Overall, integrating SMOTE with PCA-based dimensionality reduction provides a balanced and scalable solution for intrusion detection. Although SMOTE alone can introduce minor performance fluctuations, its combination with PCA or IPCA preserves high classification accuracy while substantially improving computational efficiency.

5. Conclusions

This research presents an approach for automated intrusion detection using the UNSW-NB15 dataset, a large-scale collection of over 2 million instances defined by 49 features. After separating the data into training and testing sets, we initially applied three different classification algorithms: Decision Tree, SVM, and Logistic Regression. To address the challenge of high dimensionality and show its impact on performance, we applied both Batch PCA and Incremental PCA. Furthermore, to optimize model performance and ensure robustness, we utilized k-fold cross-validation for hyperparameter tuning, a process that ensured we identified the truly optimal hyperparameters for a more robust and applicable model. Our approach demonstrates how these techniques can be applied to large datasets to improve efficiency and effectiveness. Despite a minor drop in accuracy, the significant reduction in prediction time is a worthwhile trade-off.

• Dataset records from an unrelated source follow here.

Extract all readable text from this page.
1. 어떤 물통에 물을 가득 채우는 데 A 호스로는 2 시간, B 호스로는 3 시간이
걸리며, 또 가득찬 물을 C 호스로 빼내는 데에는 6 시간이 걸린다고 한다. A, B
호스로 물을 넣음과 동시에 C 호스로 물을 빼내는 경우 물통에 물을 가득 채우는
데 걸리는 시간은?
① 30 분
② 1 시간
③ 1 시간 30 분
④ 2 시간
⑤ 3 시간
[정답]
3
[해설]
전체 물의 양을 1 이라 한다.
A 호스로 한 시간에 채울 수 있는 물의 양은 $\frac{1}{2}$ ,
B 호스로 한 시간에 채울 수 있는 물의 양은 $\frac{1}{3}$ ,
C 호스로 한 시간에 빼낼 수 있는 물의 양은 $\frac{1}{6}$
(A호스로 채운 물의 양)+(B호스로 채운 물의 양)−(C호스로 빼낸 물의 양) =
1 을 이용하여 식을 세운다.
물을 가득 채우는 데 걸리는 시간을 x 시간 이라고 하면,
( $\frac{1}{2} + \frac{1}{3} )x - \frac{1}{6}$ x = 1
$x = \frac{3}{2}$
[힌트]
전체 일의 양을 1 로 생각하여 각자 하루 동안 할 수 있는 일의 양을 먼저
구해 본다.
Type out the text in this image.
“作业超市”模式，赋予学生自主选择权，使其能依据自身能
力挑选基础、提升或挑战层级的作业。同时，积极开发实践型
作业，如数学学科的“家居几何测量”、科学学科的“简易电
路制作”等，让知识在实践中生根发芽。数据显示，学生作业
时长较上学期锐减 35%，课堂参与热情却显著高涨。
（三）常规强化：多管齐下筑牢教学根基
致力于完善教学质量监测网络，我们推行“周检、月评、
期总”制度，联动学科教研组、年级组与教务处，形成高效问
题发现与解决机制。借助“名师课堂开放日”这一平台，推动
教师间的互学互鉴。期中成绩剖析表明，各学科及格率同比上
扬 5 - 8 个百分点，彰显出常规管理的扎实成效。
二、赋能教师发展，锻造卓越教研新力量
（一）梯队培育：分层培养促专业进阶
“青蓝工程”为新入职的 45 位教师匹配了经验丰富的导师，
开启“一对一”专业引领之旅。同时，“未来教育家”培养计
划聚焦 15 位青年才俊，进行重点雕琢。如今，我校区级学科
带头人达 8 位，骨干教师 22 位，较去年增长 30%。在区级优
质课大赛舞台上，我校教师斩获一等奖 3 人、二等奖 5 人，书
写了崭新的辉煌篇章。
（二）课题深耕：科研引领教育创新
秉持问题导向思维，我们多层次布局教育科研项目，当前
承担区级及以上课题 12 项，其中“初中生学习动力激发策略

This study not only demonstrates the effectiveness of machine learning for network protection but also highlights the crucial role of dimensionality reduction in accurately identifying the minority attack class. Future directions include extending the framework with a deeper hybrid feature extraction, integrating variational techniques, and validating on other known datasets such as CICIDS2017 and ToN-IoT.